CARP ondersteunt IPv4 en IPv6.

CARP Werking

De master host in de groep zendt regelmatig aankondigingen naar het lokale netwerk zodat de backup hosts weten dat hij nog steeds leeft. Als de backup hosts geen aankondiging vanwege de master horen gedurende een ingestelde periode, dan zal één van hen de plichten van de master overnemen (welke backup host het ook is die de laagst geconfigureerde advbase en advskew waarden heeft).

Het is mogelijk dat meerdere CARP groepen bestaan op hetzelfde netwerksegment. CARP aankondigingen bevatten de Virtual Host ID die groepsleden toelaat om te identificeren tot welke redundantiegroep de aankondiging behoort.

Om te voorkomen dat een kwaadwillige gebruiker op het netwerksegment CARP aankondigingen zou vervalsen, kan elke groep geconfigureerd worden met een wachtwoord. Elk CARP pakket dat naar de groep gezonden wordt, wordt dan beschermd door een SHA1 HMAC.

Aangezien CARP zijn eigen protocol is, moet het een expliciete pass regel hebben in filterregelsets:

pass out on $carp_dev proto carp keep state

$carp_dev is de fysische interface waarover CARP communiceert.

CARP Configureren

Elke redundantiegroep wordt vertegenwoordigd door een carp(4) virtuele netwerkinterface. Als zodanig wordt CARP geconfigureerd met ifconfig(8).
ifconfig carpN create

ifconfig carpN vhid vhid [pass password] [carpdev carpdev] \
   [advbase advbase] [advskew advskew] [state state] ipaddress \
   netmask mask
carpN
De naam van de carp(4) virtuele interface waarbij N een geheel getal is dat het nummer van de interface voorstelt (bv. carp10).
vhid
De Virtual Host ID. Dit is een uniek getal dat gebruikt wordt om de redundantiegroep te identificeren naar andere knooppunten op het netwerk toe. Aanvaardbare waarden gaan van 1 tot 255.
password
Het authenticatiewachtwoord om te gebruiken bij het praten met andere CARP-enabled hosts in deze redundantiegroep. Dit moet hetzelfde zijn bij alle leden van de groep.
carpdev
Deze optionele parameter specificeert de fysische netwerkinterface die toebehoort aan deze redundantiegroep. Standaard zal CARP proberen te bepalen welke interface te gebruiken door een fysische interface te zoeken die in hetzelfde subnet zit als de ipaddress en mask combinatie gegeven aan de carp(4) interface.
advbase
Deze optionele parameter specificeert hoe vaak, in seconden, aan te kondigen dat we een lid van de redundantiegroep zijn.
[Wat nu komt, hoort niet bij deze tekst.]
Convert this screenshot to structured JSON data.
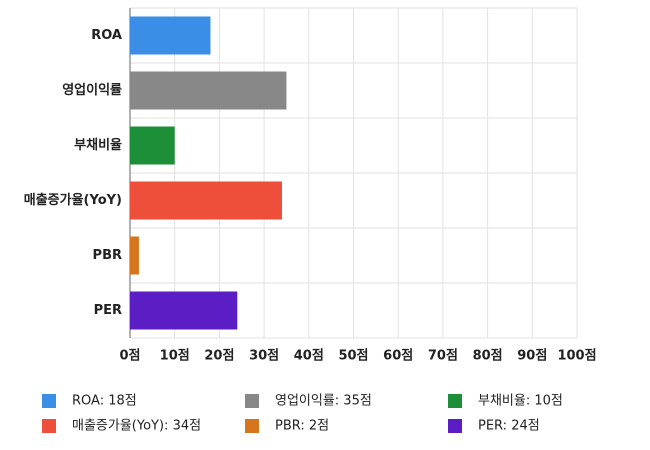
{
  "chart_data": {
    "type": "hbar",
    "categories": [
      "ROA",
      "영업이익률",
      "부채비율",
      "매출증가율(YoY)",
      "PBR",
      "PER"
    ],
    "values": [
      18,
      35,
      10,
      34,
      2,
      24
    ],
    "colors": [
      "#3a8ee6",
      "#888888",
      "#1c8f38",
      "#ee4f3a",
      "#d6761c",
      "#5a1ec4"
    ],
    "legend": [
      "ROA: 18점",
      "영업이익률: 35점",
      "부채비율: 10점",
      "매출증가율(YoY): 34점",
      "PBR: 2점",
      "PER: 24점"
    ],
    "xlim": [
      0,
      100
    ],
    "xticks": [
      {
        "value": 0,
        "label": "0점"
      },
      {
        "value": 10,
        "label": "10점"
      },
      {
        "value": 20,
        "label": "20점"
      },
      {
        "value": 30,
        "label": "30점"
      },
      {
        "value": 40,
        "label": "40점"
      },
      {
        "value": 50,
        "label": "50점"
      },
      {
        "value": 60,
        "label": "60점"
      },
      {
        "value": 70,
        "label": "70점"
      },
      {
        "value": 80,
        "label": "80점"
      },
      {
        "value": 90,
        "label": "90점"
      },
      {
        "value": 100,
        "label": "100점"
      }
    ],
    "grid": true
  }
}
De standaardwaarde is 1 seconde. Aanvaardbare waarden gaan van 1 tot 255.
advskew
Deze optionele parameter specificeert hoeveel de advbase te verdraaien bij het zenden van CARP aankondigingen. Door advskew te manipuleren kan de master CARP host gekozen worden. Hoe hoger het getal, hoe minder voorkeur de host krijgt bij het kiezen van een master. De standaardwaarde is 0. Aanvaardbare waarden gaan van 0 tot 254.
state
Dwing carp(4) interface in een bepaalde toestand. Geldige toestanden zijn init, backup en master.
ipaddress
Dit is het gedeelde IP adres dat toegekend is aan de redundantiegroep. Dit adres hoeft niet in hetzelfde subnet te zitten als het IP adres op de fysische interface (indien aanwezig). Dit adres moet echter hetzelfde zijn op alle hosts in de groep.
mask
Het subnet mask van het gedeelde IP.

Verder kan CARP gedrag geregeld worden via sysctl(8).

net.inet.carp.allow
Aanvaard binnenkomende CARP pakketten of niet. Standaardwaarde is 1 (ja).
net.inet.carp.preempt
Laat hosts binnen een redundantiegroep die een betere advbase en advskew hebben, toe om de plaats van master in te nemen. Bovendien schakelt deze optie ook het falen over alle interfaces in wanneer één interface down gaat. Als één fysische CARP-enabled interface down gaat, zal CARP advskew op 240 zetten op alle andere CARP-enabled interfaces, en doet daarbij in essentie failover van zichzelf. Deze optie is standaard 0 (uitgeschakeld).
net.inet.carp.log
Log slechte CARP pakketten. Standaardwaarde is 0 (uitgeschakeld).
net.inet.carp.arpbalance
Verdeel de belasting van verkeer tussen meerdere hosts in de redundantiegroep. Standaardwaarde is 0 (uitgeschakeld). Zie carp(4) voor meer informatie.

CARP Voorbeeld

Hier is een voorbeeld van een CARP configuratie.
# sysctl -w net.inet.carp.allow=1
# ifconfig carp1 create
# ifconfig carp1 vhid 1 pass mekmitasdigoat carpdev em0 \
    advskew 100 10.0.0.1 netmask 255.255.255.0

Dit stelt het volgende in:

Het uitvoeren van ifconfig op carp1 toont de toestand van de interface.

# ifconfig carp1
carp1: flags=8802<UP,BROADCAST,SIMPLEX,MULTICAST> mtu 1500
     carp: BACKUP carpdev em0 vhid 1 advbase 1 advskew 100
     groups: carp
     inet 10.0.0.1 netmask 0xffffff00 broadcast 10.0.0.255

Inleiding tot pfsync

De pfsync(4) netwerkinterface legt bepaalde veranderingen bloot die gedaan werden aan de pf(4) toestandstabel. Door deze device te monitoren met tcpdump(8), kunnen veranderingen aan de toestandstabel in real time geobserveerd worden. Bovendien kan de pfsync(4) interface deze toestandsveranderingsboodschappen naar buiten op het netwerk sturen zodat andere knooppunten die PF draaien de veranderingen in hun eigen toestandstabel kunnen samensmelten. pfsync(4) kan eveneens op het netwerk luisteren naar binnenkomende boodschappen.

pfsync Werking

Standaard zendt of ontvangt pfsync(4) geen toestandstabel updates op het netwerk; updates kunnen echter nog steeds gemonitord worden met tcpdump(8) of andere zulke tools op de lokale machine.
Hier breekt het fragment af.